孙老板想,我要是想不出这无双到哪里去,枉自叫了宣阳坊里第一个聪明人!他也很想得王仙客许下的那一大笔赏钱。孙老板精通算术,知道这笔钱够他挣几辈子的。他想来想去,没想出无双去了哪里,倒想到她小时的事情。无双十一二岁时到街上来买东西,总是骑在一个胡子肩上,那胡子是她的家奴。

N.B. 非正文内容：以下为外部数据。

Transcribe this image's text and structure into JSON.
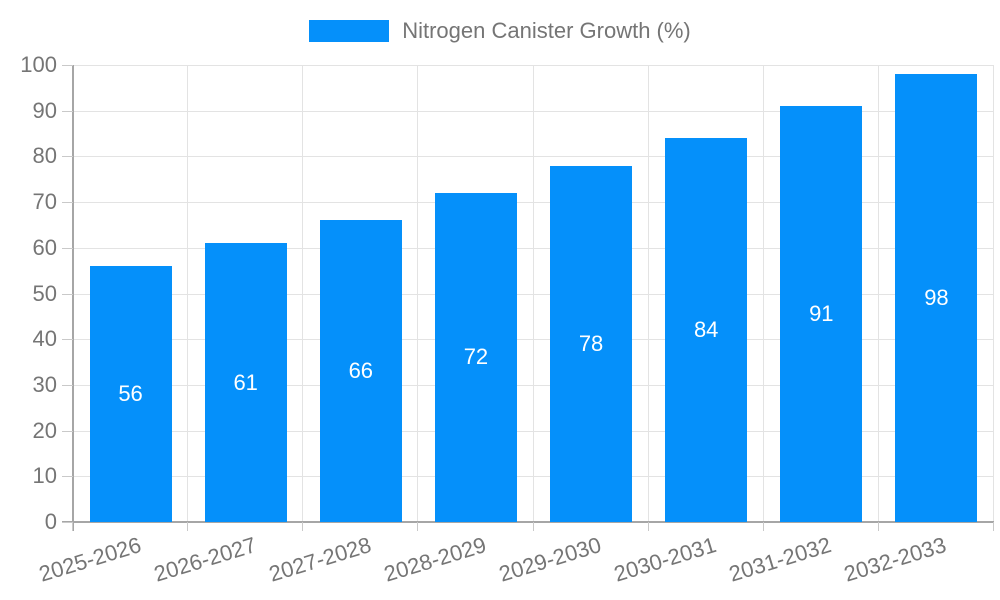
{
  "legend": {
    "label": "Nitrogen Canister Growth (%)"
  },
  "chart_data": {
    "type": "bar",
    "title": "",
    "series_name": "Nitrogen Canister Growth (%)",
    "categories": [
      "2025-2026",
      "2026-2027",
      "2027-2028",
      "2028-2029",
      "2029-2030",
      "2030-2031",
      "2031-2032",
      "2032-2033"
    ],
    "values": [
      56,
      61,
      66,
      72,
      78,
      84,
      91,
      98
    ],
    "xlabel": "",
    "ylabel": "",
    "ylim": [
      0,
      100
    ],
    "ytick_step": 10,
    "yticks": [
      0,
      10,
      20,
      30,
      40,
      50,
      60,
      70,
      80,
      90,
      100
    ],
    "grid": true,
    "legend_position": "top-center",
    "bar_labels_inside": true,
    "colors": {
      "bar": "#0590FA",
      "bar_value_text": "#ffffff",
      "axis_text": "#757575",
      "gridline": "#e3e3e3",
      "axis_line": "#a6a6a6",
      "tick": "#c9c9c9",
      "background": "#ffffff"
    }
  }
}
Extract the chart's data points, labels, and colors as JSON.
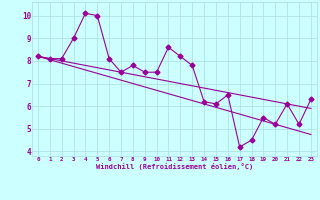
{
  "xlabel": "Windchill (Refroidissement éolien,°C)",
  "x_data": [
    0,
    1,
    2,
    3,
    4,
    5,
    6,
    7,
    8,
    9,
    10,
    11,
    12,
    13,
    14,
    15,
    16,
    17,
    18,
    19,
    20,
    21,
    22,
    23
  ],
  "y_main": [
    8.2,
    8.1,
    8.1,
    9.0,
    10.1,
    10.0,
    8.1,
    7.5,
    7.8,
    7.5,
    7.5,
    8.6,
    8.2,
    7.8,
    6.2,
    6.1,
    6.5,
    4.2,
    4.5,
    5.5,
    5.2,
    6.1,
    5.2,
    6.3
  ],
  "y_trend1": [
    8.2,
    8.05,
    7.9,
    7.75,
    7.6,
    7.45,
    7.3,
    7.15,
    7.0,
    6.85,
    6.7,
    6.55,
    6.4,
    6.25,
    6.1,
    5.95,
    5.8,
    5.65,
    5.5,
    5.35,
    5.2,
    5.05,
    4.9,
    4.75
  ],
  "y_trend2": [
    8.2,
    8.1,
    8.0,
    7.9,
    7.8,
    7.7,
    7.6,
    7.5,
    7.4,
    7.3,
    7.2,
    7.1,
    7.0,
    6.9,
    6.8,
    6.7,
    6.6,
    6.5,
    6.4,
    6.3,
    6.2,
    6.1,
    6.0,
    5.9
  ],
  "line_color": "#990099",
  "bg_color": "#ccffff",
  "grid_color": "#aadddd",
  "ylim": [
    3.8,
    10.6
  ],
  "yticks": [
    4,
    5,
    6,
    7,
    8,
    9,
    10
  ],
  "marker": "D",
  "markersize": 2.5,
  "linewidth": 0.8
}
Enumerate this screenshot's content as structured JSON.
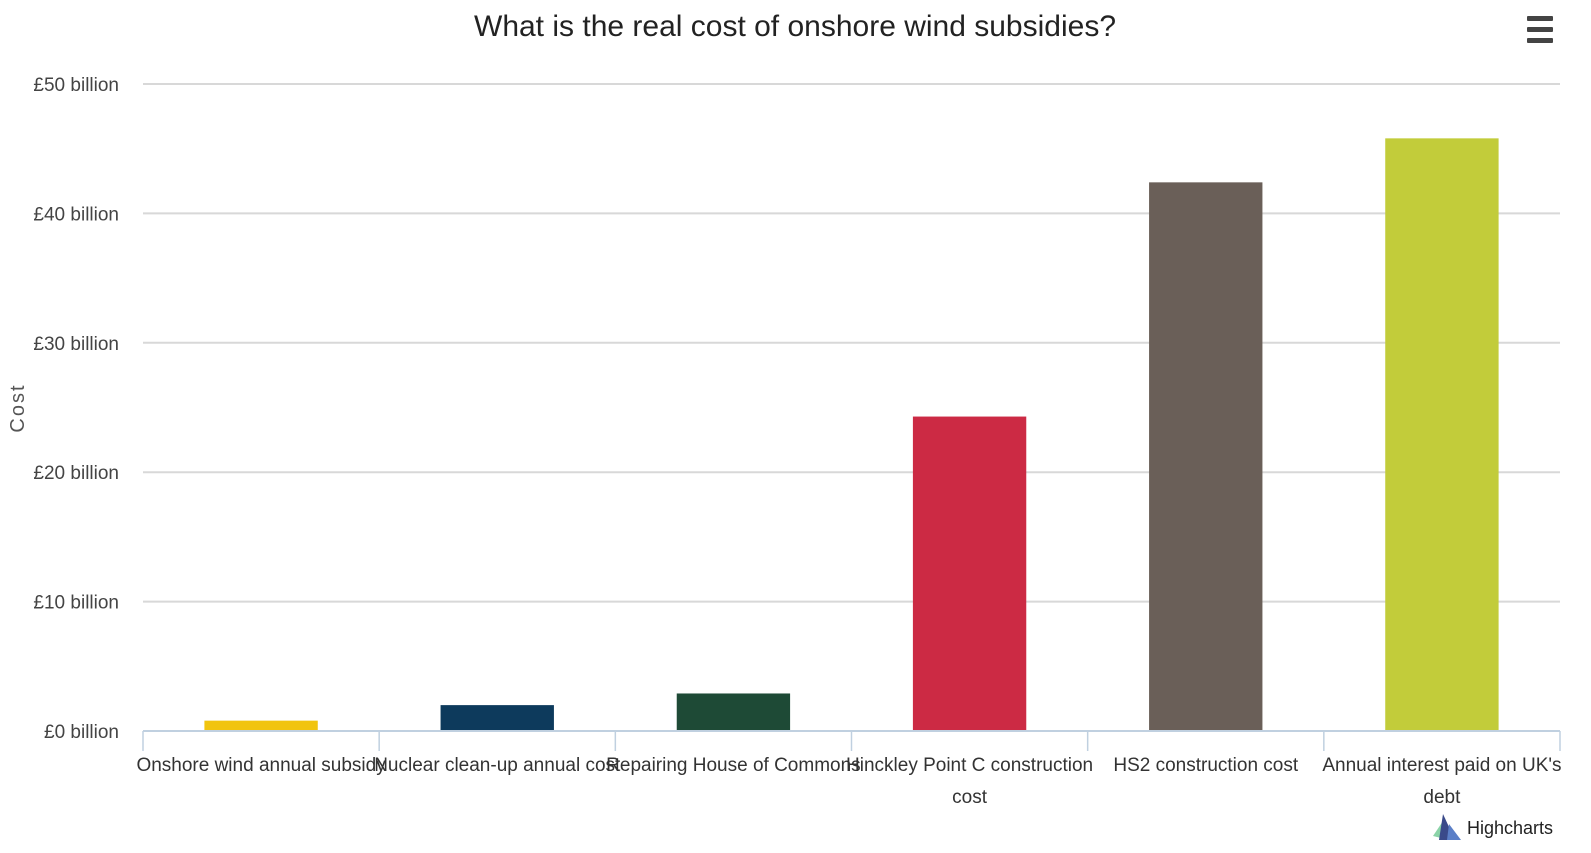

孙老板还记得那胡子的模样,他身高八尺,膀阔三停,肌肉坚如钢铁。宣阳坊里住的都是中产阶级,谁也有不起家奴,这无双真是阔得很。

无双到市场上去,买东西从来不问价钱。她挑好了货物就拍拍手,叫道:胡子,拿钱来!胡子身上也总有那么多钱。偶尔没钱了也不要紧,把胡子押在那里。家生的孩儿,天生的奴隶,忠心耿耿,又有力气,到哪儿都值很多钱。

孙老板还记得无双夏天总穿短衣衫,上衣遮不住肚脐,裤子露出膝盖。这不是因为家里没钱作新衣,而是一种时髦——土耳其式的装束。她用金链子拴一个坠子遮住肚脐,那坠子是祖母绿的。祖母绿真是名副其实,就像祖母死了埋在地里半个月,再挖出来那么绿。